I couldn’t believe it; it just seemed that if she wasn’t feeling well, the Queen would either rally completely, as she always has, or hold on for at least a few more days. I had to get right out of bed and check on the news about her health every few minutes. And then I took off for my first event in a week and a half.
When I saw that Mr. X was calling me while I was out, my heart stopped—I knew right away that the Queen had died.
I skipped dessert, (which you know means I was incredibly upset,) and came home to write this tiny tribute to her.
But my head is spinning. I can’t get it together to write anything very coherent right now. I just wanted to pay my public respects to her as soon as possible.
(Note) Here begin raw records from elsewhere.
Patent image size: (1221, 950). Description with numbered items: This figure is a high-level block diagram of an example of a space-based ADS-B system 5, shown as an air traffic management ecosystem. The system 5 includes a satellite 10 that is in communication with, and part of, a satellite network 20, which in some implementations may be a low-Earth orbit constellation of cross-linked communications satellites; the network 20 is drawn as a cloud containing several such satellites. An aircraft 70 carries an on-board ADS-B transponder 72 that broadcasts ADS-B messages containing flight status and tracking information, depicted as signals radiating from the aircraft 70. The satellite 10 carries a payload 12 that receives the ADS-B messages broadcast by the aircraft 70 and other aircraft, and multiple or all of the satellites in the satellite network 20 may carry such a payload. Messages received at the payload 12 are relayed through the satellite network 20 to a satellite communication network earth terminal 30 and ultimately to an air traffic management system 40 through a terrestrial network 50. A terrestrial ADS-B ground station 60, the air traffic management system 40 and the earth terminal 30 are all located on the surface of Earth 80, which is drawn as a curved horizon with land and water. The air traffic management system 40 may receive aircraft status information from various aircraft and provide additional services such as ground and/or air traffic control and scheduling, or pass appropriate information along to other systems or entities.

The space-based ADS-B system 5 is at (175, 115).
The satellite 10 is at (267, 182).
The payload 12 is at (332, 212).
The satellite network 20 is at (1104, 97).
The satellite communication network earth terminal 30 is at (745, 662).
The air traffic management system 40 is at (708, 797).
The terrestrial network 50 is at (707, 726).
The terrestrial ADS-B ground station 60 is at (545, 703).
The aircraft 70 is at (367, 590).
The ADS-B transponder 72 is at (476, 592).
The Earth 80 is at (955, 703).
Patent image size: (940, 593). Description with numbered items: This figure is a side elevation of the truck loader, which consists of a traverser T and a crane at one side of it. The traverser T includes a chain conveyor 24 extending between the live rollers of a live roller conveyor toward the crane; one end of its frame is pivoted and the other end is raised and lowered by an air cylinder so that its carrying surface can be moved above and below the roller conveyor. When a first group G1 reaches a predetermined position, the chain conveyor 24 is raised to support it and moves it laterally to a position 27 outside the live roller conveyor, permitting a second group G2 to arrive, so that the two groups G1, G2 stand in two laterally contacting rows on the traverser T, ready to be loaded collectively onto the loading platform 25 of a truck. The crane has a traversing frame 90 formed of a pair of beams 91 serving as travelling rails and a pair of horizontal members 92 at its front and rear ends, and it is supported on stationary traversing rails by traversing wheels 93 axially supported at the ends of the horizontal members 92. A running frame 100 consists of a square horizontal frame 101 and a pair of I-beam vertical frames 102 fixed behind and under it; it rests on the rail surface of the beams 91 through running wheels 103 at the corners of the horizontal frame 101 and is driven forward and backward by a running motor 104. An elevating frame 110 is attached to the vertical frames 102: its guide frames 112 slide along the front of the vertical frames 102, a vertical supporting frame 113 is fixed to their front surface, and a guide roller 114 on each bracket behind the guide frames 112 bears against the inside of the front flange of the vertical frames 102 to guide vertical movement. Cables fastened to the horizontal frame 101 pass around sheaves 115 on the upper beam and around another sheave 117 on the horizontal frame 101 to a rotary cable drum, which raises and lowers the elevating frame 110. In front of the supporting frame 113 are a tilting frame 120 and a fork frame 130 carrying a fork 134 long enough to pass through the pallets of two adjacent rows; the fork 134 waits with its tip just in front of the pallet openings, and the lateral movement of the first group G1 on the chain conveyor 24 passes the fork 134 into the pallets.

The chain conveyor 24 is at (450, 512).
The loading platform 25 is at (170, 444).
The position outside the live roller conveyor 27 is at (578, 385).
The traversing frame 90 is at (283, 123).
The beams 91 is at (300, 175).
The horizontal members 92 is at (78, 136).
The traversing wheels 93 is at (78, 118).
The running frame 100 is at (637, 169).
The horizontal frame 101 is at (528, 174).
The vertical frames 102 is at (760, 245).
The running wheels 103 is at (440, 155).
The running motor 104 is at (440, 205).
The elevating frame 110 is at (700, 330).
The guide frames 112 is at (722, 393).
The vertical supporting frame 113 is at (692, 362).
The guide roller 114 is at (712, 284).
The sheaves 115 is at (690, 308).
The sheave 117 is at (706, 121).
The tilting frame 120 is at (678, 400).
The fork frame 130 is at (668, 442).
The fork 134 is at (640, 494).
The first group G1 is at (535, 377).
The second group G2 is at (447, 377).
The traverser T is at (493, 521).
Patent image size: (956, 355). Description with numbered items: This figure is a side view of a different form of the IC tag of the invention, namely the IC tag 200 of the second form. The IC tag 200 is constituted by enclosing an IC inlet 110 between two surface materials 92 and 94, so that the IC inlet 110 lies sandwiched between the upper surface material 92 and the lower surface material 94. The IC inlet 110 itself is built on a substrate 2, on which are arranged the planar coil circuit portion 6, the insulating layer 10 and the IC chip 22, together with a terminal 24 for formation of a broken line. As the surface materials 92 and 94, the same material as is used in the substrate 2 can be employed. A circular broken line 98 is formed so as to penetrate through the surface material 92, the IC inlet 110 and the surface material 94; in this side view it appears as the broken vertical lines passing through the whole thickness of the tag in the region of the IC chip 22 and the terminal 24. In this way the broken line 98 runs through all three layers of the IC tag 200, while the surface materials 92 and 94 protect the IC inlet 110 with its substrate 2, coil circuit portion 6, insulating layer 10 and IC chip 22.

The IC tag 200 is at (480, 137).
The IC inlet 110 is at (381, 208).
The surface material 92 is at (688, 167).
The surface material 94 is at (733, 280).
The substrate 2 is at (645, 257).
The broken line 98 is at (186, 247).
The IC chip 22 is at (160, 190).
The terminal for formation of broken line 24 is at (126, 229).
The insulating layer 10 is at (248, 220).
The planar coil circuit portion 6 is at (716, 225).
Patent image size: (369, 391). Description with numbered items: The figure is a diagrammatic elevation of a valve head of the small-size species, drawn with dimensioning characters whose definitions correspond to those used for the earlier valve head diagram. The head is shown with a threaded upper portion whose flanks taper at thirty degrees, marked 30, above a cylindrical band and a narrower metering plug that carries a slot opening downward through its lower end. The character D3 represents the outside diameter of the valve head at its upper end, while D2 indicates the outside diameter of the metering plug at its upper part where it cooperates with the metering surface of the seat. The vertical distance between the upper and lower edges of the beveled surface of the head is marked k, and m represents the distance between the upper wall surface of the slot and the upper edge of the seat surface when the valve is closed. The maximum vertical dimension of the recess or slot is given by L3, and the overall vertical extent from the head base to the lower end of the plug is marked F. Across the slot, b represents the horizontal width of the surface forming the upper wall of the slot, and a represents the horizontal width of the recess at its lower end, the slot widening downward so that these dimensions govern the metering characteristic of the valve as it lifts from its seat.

And I felt it would be just way too inappropriate to post anything else in this spot today, especially the planned article about certain people not being “stars” on a shallow dance show.
I’ll try to write a more heartfelt tribute to her in a few weeks, when I’ve stopped crying and have begun to wrap my mind around the woman who has been my only Queen in my lifetime not being such anymore.
But for now, even though I think the world will have a hard time adjusting to the world without her, I’m happy for Queen Elizabeth to finally be at peace and with her beloved Philip once again.
Two last things that I want to note today:
First is that, as much as I hate that she’s gone, I’m grateful that she went peacefully, and incredibly quickly, with her beloved family by her side.
The other is that at least one news channel showed the famous clip of Elizabeth’s twenty-first birthday speech, which reminded us of just how much class this woman has always been, even as a young girl. In it, she said, “I declare before you all, that my whole life, whether it be long or short, shall be devoted to your service.” And that’s exactly what she did. Gratefully, her life was very long.
R.I.P., Queen Elizabeth.
This is so beautiful Karen. I’m sure the Queen herself would love the tribute.
I agree with the commenter above. It actually brought a tear to my eye. And I’m a guy!
I loved that woman, too. And I could not put my feelings better than YOU did, my dear.
Lovely tribute, Karen. I’m used to your humor ragging on everything in the world, which I love, but I love when you write serious pieces like this one. It shows us your humanity. Keep up the good work.